In early 2024, my husband and I spent five weeks travelling across the US. We rented a motorhome to drive through California, and the plan sounded like the ultimate remote-work dream. I took two weeks entirely off, but for the remaining three weeks, I committed to working my regular hours.
At the time, I was working for a company based in Singapore and in the Jakarta time zone. The math seemed perfect: I could spend the entire day exploring the California coast, and when 7:00 PM rolled around, I would simply open my laptop and start my workday just as Jakarta was waking up.
The reality? It was an absolute timezone tango.

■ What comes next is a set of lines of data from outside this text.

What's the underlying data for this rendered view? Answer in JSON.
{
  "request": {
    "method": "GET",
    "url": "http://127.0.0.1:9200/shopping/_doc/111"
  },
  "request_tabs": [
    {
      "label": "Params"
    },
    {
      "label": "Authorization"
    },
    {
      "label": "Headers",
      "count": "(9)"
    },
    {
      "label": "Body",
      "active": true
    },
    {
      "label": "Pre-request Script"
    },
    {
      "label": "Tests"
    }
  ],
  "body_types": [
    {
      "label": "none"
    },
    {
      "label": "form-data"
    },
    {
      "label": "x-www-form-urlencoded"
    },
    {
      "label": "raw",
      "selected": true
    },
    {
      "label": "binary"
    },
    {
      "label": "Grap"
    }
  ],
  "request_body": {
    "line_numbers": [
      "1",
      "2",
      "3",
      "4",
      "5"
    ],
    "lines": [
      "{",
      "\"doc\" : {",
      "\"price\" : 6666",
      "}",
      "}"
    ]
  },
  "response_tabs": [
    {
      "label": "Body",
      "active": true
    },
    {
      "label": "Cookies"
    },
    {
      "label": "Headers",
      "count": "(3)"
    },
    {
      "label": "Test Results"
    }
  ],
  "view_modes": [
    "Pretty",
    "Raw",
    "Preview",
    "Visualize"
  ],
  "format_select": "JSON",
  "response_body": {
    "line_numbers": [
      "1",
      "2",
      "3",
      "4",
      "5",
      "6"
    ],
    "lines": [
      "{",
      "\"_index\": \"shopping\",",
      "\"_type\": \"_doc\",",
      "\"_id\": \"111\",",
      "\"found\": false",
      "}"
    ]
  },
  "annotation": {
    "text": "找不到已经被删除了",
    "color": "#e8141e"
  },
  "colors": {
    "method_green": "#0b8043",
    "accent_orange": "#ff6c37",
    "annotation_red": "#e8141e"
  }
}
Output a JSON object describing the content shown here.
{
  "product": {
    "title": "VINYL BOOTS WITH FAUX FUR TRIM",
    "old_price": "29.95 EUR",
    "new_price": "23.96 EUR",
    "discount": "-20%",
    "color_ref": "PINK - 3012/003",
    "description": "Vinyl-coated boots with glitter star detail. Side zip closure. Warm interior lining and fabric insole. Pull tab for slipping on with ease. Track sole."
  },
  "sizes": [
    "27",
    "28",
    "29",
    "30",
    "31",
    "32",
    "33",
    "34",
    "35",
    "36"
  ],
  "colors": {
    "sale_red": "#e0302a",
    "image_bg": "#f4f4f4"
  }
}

After a full day on the road—navigating highways, hiking, and taking in new sights—my body was completely drained. When 7:00 PM hit, the last thing I wanted to do was switch my brain into focus mode. The jetlag was terrible, and the exhaustion was heavy. But that was the hidden cost of the freedom I had chosen. When you commit to working on the road so you don’t have to burn through your annual leave, you trade your comfort for the privilege of being anywhere in the world.
This wasn’t my first time wrestling with time zones. Back in 2018, I spent a year and a half travelling to different countries while working a fully remote role. I remember being in Australia, forcing myself to wake up at 5:00 AM so I could finish my targets by midday, racing to catch the very end of the previous week in the US.
Remote work gives you the world, but it demands incredible discipline in return.
Today, my team in Indonesia works a similar shift—starting their day at 5:00 AM to sync with Australian hours and finishing by 2:00 PM. They love it because it gives them their entire afternoon back.
Working from anywhere isn’t always the glamorous picture of laptops on the beach. Sometimes, it’s fighting heavy eyelids in a California motorhome. But when you find the right rhythm, the trade-off is always worth it.